Detroit Free Press

The Michigan Wolverines will be taking on the Washington Huskies in Monday night’s national championship game, and three-time national champion head coach Urban Meyer thinks they have one key advantage in the game: their linemen on both sides of the ball.

During a recent appearance on the Urban’s Take podcast with Tim May, Urban Meyer explained that Michigan’s dominance this season “starts and stops with the line-of-scrimmage.”

“I think the front-seven on both sides of the ball. On both sides. It was on display in the last game against Alabama. It was really, really good,” Meyer explained. “I think it all starts and stops with the line-of-scrimmage, especially when you start getting into — I used to say talent equated. That was a term we used all the time. In talent-equated games. Everybody is going to have really good skill. When you go out and recruit skill, there’s a lot of it.

Meyer explains that while there are a lot of elite skill players to go around, there just aren’t that many truly elite offensive linemen.

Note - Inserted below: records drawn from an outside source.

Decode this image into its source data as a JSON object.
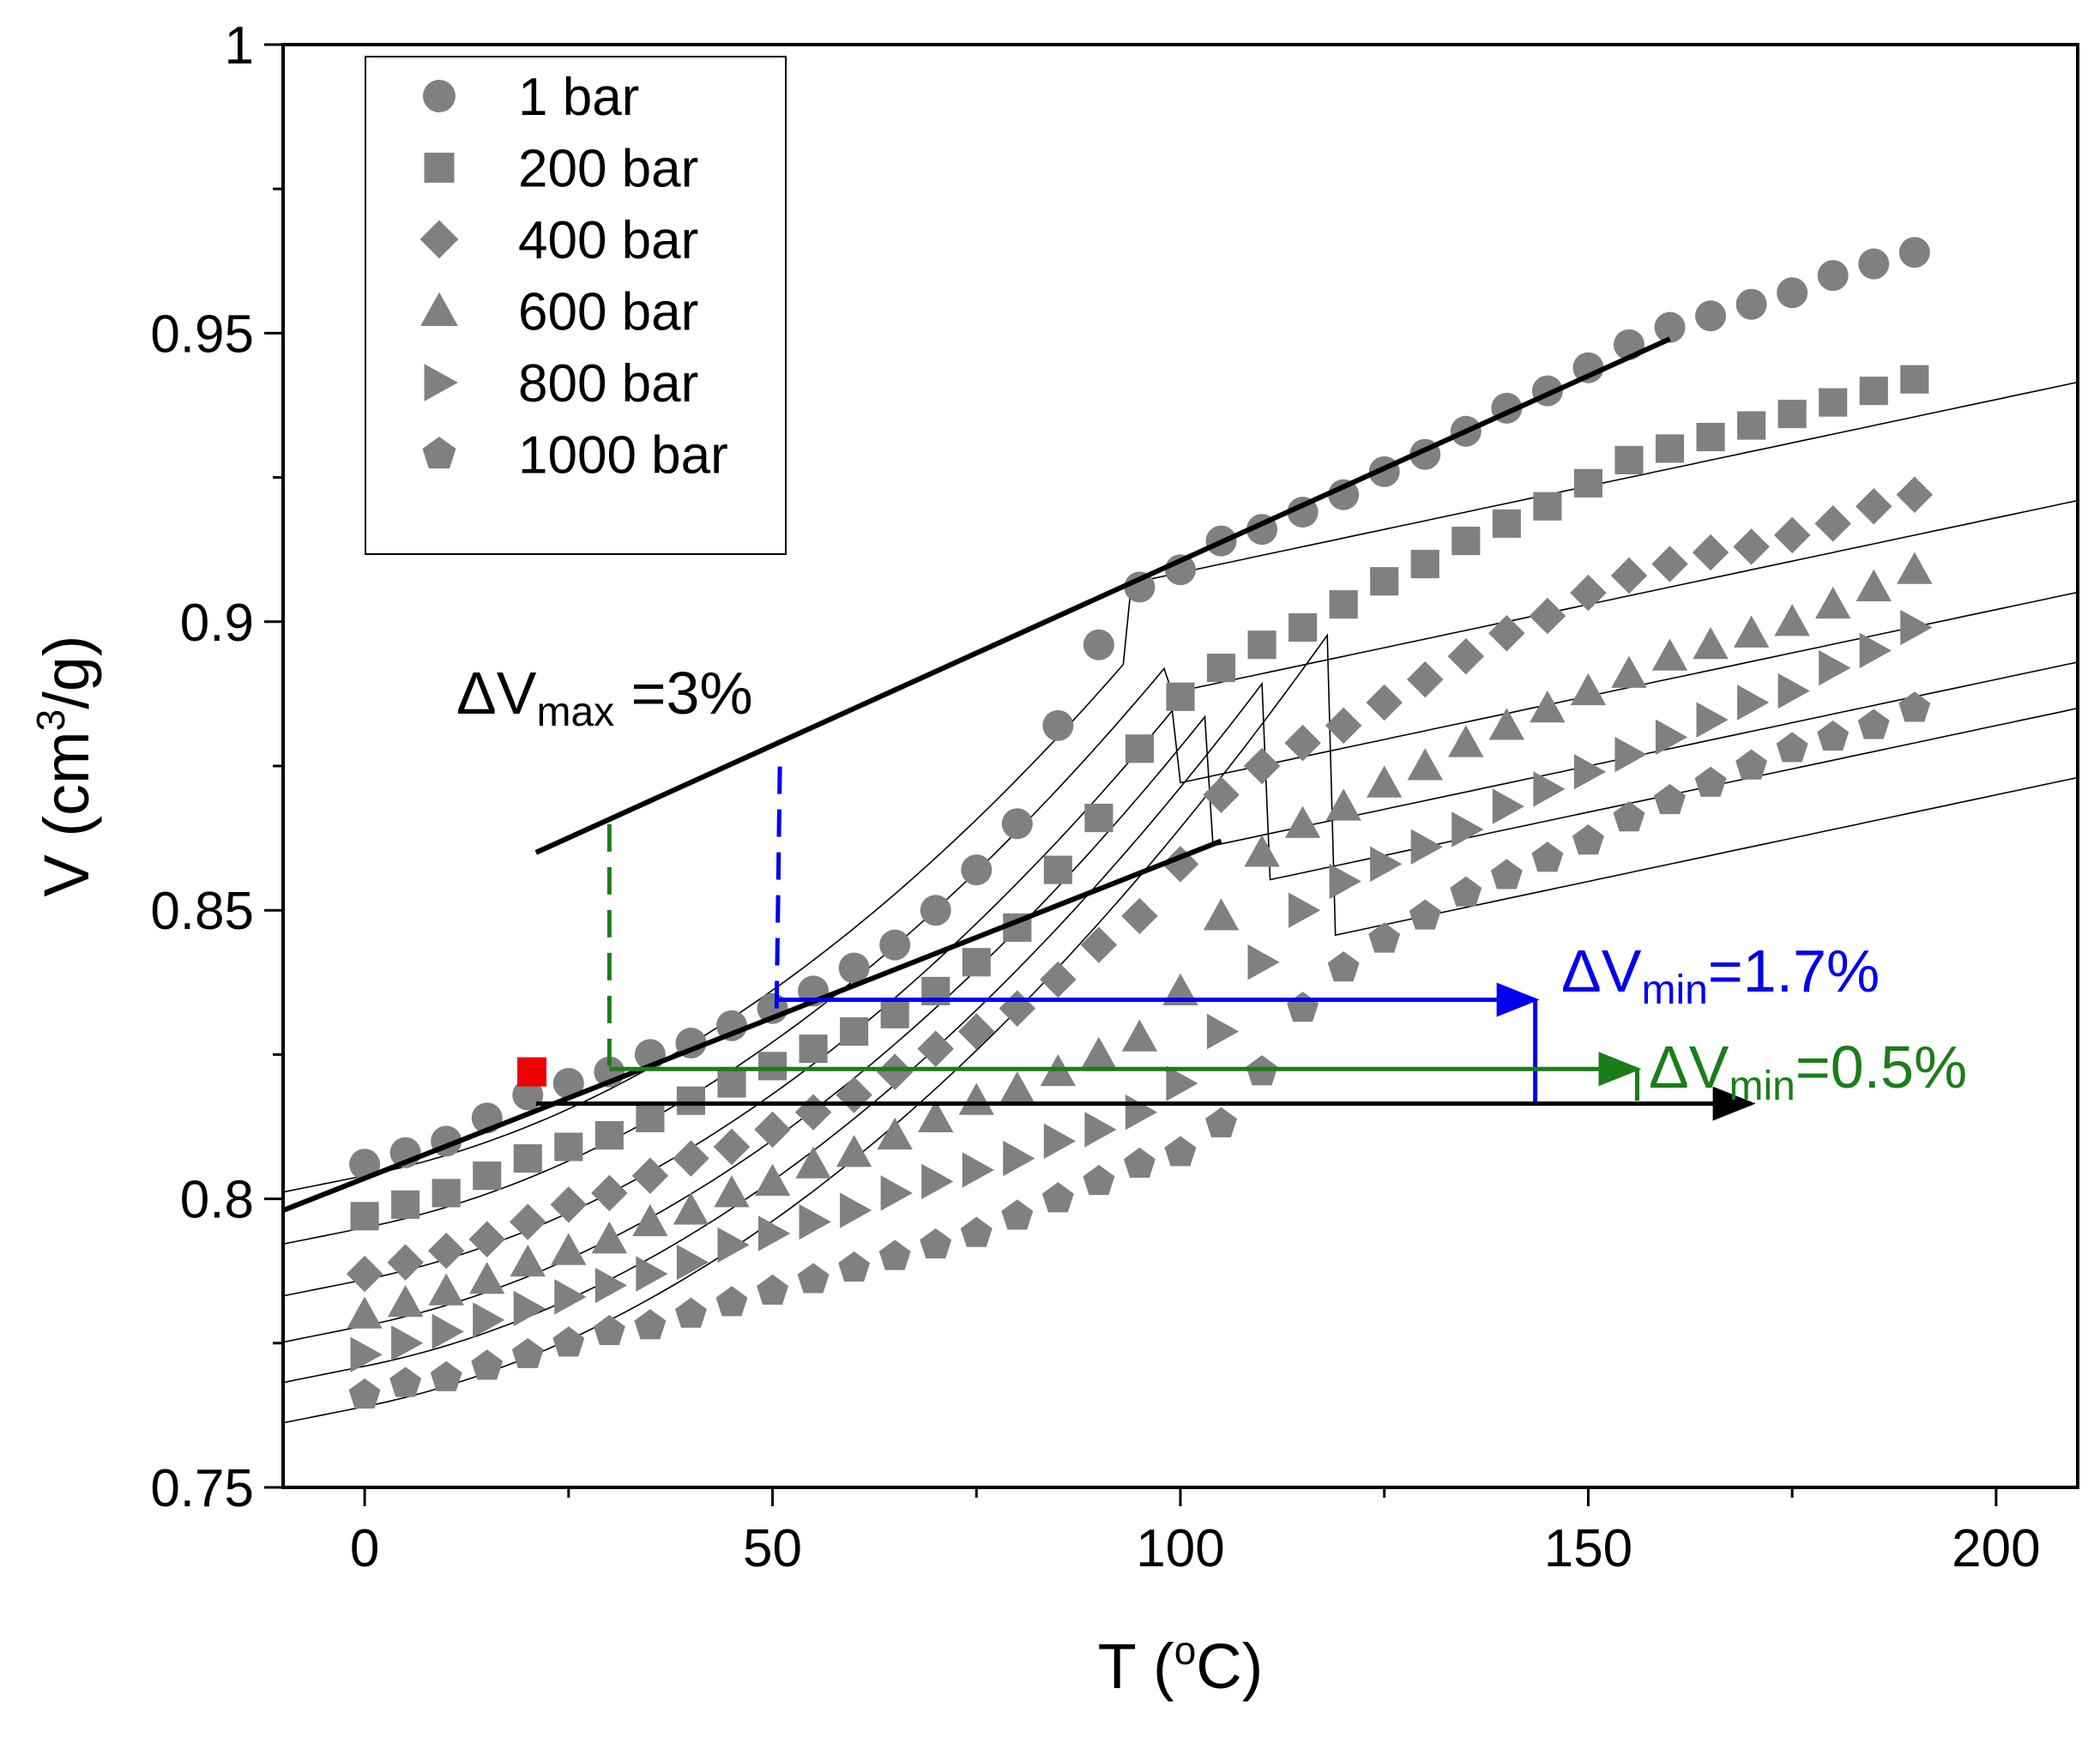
{
  "chart_data": {
    "type": "scatter",
    "title": "",
    "xlabel_main": "T (",
    "xlabel_sup": "o",
    "xlabel_end": "C)",
    "ylabel_main": "V (cm",
    "ylabel_sup": "3",
    "ylabel_end": "/g)",
    "xlim": [
      -10,
      210
    ],
    "ylim": [
      0.75,
      1.0
    ],
    "xticks": [
      0,
      50,
      100,
      150,
      200
    ],
    "xtick_labels": [
      "0",
      "50",
      "100",
      "150",
      "200"
    ],
    "yticks": [
      0.75,
      0.8,
      0.85,
      0.9,
      0.95,
      1.0
    ],
    "ytick_labels": [
      "0.75",
      "0.8",
      "0.85",
      "0.9",
      "0.95",
      "1"
    ],
    "marker_color": "#808080",
    "legend_position": "top-left",
    "x": [
      0,
      5,
      10,
      15,
      20,
      25,
      30,
      35,
      40,
      45,
      50,
      55,
      60,
      65,
      70,
      75,
      80,
      85,
      90,
      95,
      100,
      105,
      110,
      115,
      120,
      125,
      130,
      135,
      140,
      145,
      150,
      155,
      160,
      165,
      170,
      175,
      180,
      185,
      190
    ],
    "series": [
      {
        "name": "1 bar",
        "marker": "circle",
        "values": [
          0.806,
          0.808,
          0.81,
          0.814,
          0.818,
          0.82,
          0.822,
          0.825,
          0.827,
          0.83,
          0.833,
          0.836,
          0.84,
          0.844,
          0.85,
          0.857,
          0.865,
          0.882,
          0.896,
          0.906,
          0.909,
          0.914,
          0.916,
          0.919,
          0.922,
          0.926,
          0.929,
          0.933,
          0.937,
          0.94,
          0.944,
          0.948,
          0.951,
          0.953,
          0.955,
          0.957,
          0.96,
          0.962,
          0.964
        ],
        "fit": {
          "break": 93,
          "low": {
            "a": 0.804,
            "b": 0.000283,
            "c": 7.2e-06
          },
          "high": {
            "a": 0.8785,
            "b": 0.0003
          }
        }
      },
      {
        "name": "200 bar",
        "marker": "square",
        "values": [
          0.797,
          0.799,
          0.801,
          0.804,
          0.807,
          0.809,
          0.811,
          0.814,
          0.817,
          0.82,
          0.823,
          0.826,
          0.829,
          0.832,
          0.836,
          0.841,
          0.847,
          0.857,
          0.866,
          0.878,
          0.887,
          0.892,
          0.896,
          0.899,
          0.903,
          0.907,
          0.91,
          0.914,
          0.917,
          0.92,
          0.924,
          0.928,
          0.93,
          0.932,
          0.934,
          0.936,
          0.938,
          0.94,
          0.942
        ],
        "fit": {
          "break": 98,
          "low": {
            "a": 0.795,
            "b": 0.000283,
            "c": 7.2e-06
          },
          "high": {
            "a": 0.858,
            "b": 0.0003
          }
        }
      },
      {
        "name": "400 bar",
        "marker": "diamond",
        "values": [
          0.787,
          0.789,
          0.791,
          0.793,
          0.796,
          0.799,
          0.801,
          0.804,
          0.807,
          0.809,
          0.812,
          0.815,
          0.818,
          0.822,
          0.826,
          0.829,
          0.833,
          0.838,
          0.844,
          0.849,
          0.858,
          0.87,
          0.875,
          0.879,
          0.882,
          0.886,
          0.89,
          0.894,
          0.898,
          0.901,
          0.905,
          0.908,
          0.91,
          0.912,
          0.913,
          0.915,
          0.917,
          0.92,
          0.922
        ],
        "fit": {
          "break": 99,
          "low": {
            "a": 0.786,
            "b": 0.000283,
            "c": 7.2e-06
          },
          "high": {
            "a": 0.8421,
            "b": 0.0003
          }
        }
      },
      {
        "name": "600 bar",
        "marker": "triangle",
        "values": [
          0.78,
          0.782,
          0.784,
          0.786,
          0.789,
          0.791,
          0.793,
          0.796,
          0.798,
          0.801,
          0.803,
          0.806,
          0.808,
          0.811,
          0.814,
          0.817,
          0.819,
          0.822,
          0.825,
          0.828,
          0.836,
          0.849,
          0.86,
          0.865,
          0.868,
          0.872,
          0.875,
          0.879,
          0.882,
          0.885,
          0.888,
          0.891,
          0.894,
          0.896,
          0.898,
          0.9,
          0.903,
          0.906,
          0.909
        ],
        "fit": {
          "break": 103,
          "low": {
            "a": 0.778,
            "b": 0.000283,
            "c": 7.2e-06
          },
          "high": {
            "a": 0.83,
            "b": 0.0003
          }
        }
      },
      {
        "name": "800 bar",
        "marker": "right-triangle",
        "values": [
          0.773,
          0.775,
          0.777,
          0.779,
          0.781,
          0.783,
          0.785,
          0.787,
          0.789,
          0.792,
          0.794,
          0.796,
          0.798,
          0.801,
          0.803,
          0.805,
          0.807,
          0.81,
          0.812,
          0.815,
          0.82,
          0.829,
          0.841,
          0.85,
          0.855,
          0.858,
          0.861,
          0.864,
          0.868,
          0.871,
          0.874,
          0.877,
          0.88,
          0.883,
          0.886,
          0.888,
          0.892,
          0.895,
          0.899
        ],
        "fit": {
          "break": 110,
          "low": {
            "a": 0.771,
            "b": 0.000283,
            "c": 7.2e-06
          },
          "high": {
            "a": 0.822,
            "b": 0.0003
          }
        }
      },
      {
        "name": "1000 bar",
        "marker": "pentagon",
        "values": [
          0.766,
          0.768,
          0.769,
          0.771,
          0.773,
          0.775,
          0.777,
          0.778,
          0.78,
          0.782,
          0.784,
          0.786,
          0.788,
          0.79,
          0.792,
          0.794,
          0.797,
          0.8,
          0.803,
          0.806,
          0.808,
          0.813,
          0.822,
          0.833,
          0.84,
          0.845,
          0.849,
          0.853,
          0.856,
          0.859,
          0.862,
          0.866,
          0.869,
          0.872,
          0.875,
          0.878,
          0.88,
          0.882,
          0.885
        ],
        "fit": {
          "break": 118,
          "low": {
            "a": 0.764,
            "b": 0.000283,
            "c": 7.2e-06
          },
          "high": {
            "a": 0.81,
            "b": 0.0003
          }
        }
      }
    ],
    "annotations": {
      "red_square": {
        "x": 20.5,
        "y": 0.822,
        "color": "#ee0000"
      },
      "tangent_high": {
        "x1": 21,
        "y1": 0.86,
        "x2": 160,
        "y2": 0.949,
        "color": "#000000"
      },
      "tangent_low": {
        "x1": -10,
        "y1": 0.798,
        "x2": 105,
        "y2": 0.862,
        "color": "#000000"
      },
      "green_dashed": {
        "x": 30,
        "y_from": 0.823,
        "y_to": 0.866,
        "color": "#1a7d1a"
      },
      "blue_dashed": {
        "x": 50.5,
        "y_from": 0.833,
        "y_to": 0.877,
        "color": "#0000ee"
      },
      "blue_arrow": {
        "x1": 50.5,
        "x2": 143.5,
        "y": 0.8345,
        "color": "#0000ee"
      },
      "blue_tick": {
        "x": 143.5,
        "y_from": 0.8345,
        "y_to": 0.8165
      },
      "green_arrow": {
        "x1": 30,
        "x2": 156,
        "y": 0.8225,
        "color": "#1a7d1a"
      },
      "green_tick": {
        "x": 156,
        "y_from": 0.8225,
        "y_to": 0.817
      },
      "black_arrow": {
        "x1": 21,
        "x2": 170,
        "y": 0.8165,
        "color": "#000000"
      },
      "label_max": {
        "delta": "Δ",
        "main": "V",
        "sub": "max",
        "tail": " =3%",
        "color": "#000000"
      },
      "label_min_blue": {
        "delta": "Δ",
        "main": "V",
        "sub": "min",
        "tail": "=1.7%",
        "color": "#0000ee"
      },
      "label_min_green": {
        "delta": "Δ",
        "main": "V",
        "sub": "min",
        "tail": "=0.5%",
        "color": "#1a7d1a"
      }
    }
  }
}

“You say, ‘Give me the top 25 wide receivers,’ they’re all really good. Now obviously there’s Marvin Harrison — you can find, if you say, ‘Give me the top 25 offensive tackles,’ there’s not that many. When you say, ‘I want to go find the top — give me the top 25 centers,’ there aren’t any. There’s not 25 guys. So it’s a fistfight for those top four, five guys,” Meyer said.

“That’s what I see, when I watched them play. They’re developed, but they’re really, really good players. They’re a well-coached team. They play hard as [heck].”

We’ll have to see whether or not the play in the trenches proves to be the difference for Michigan on Monday.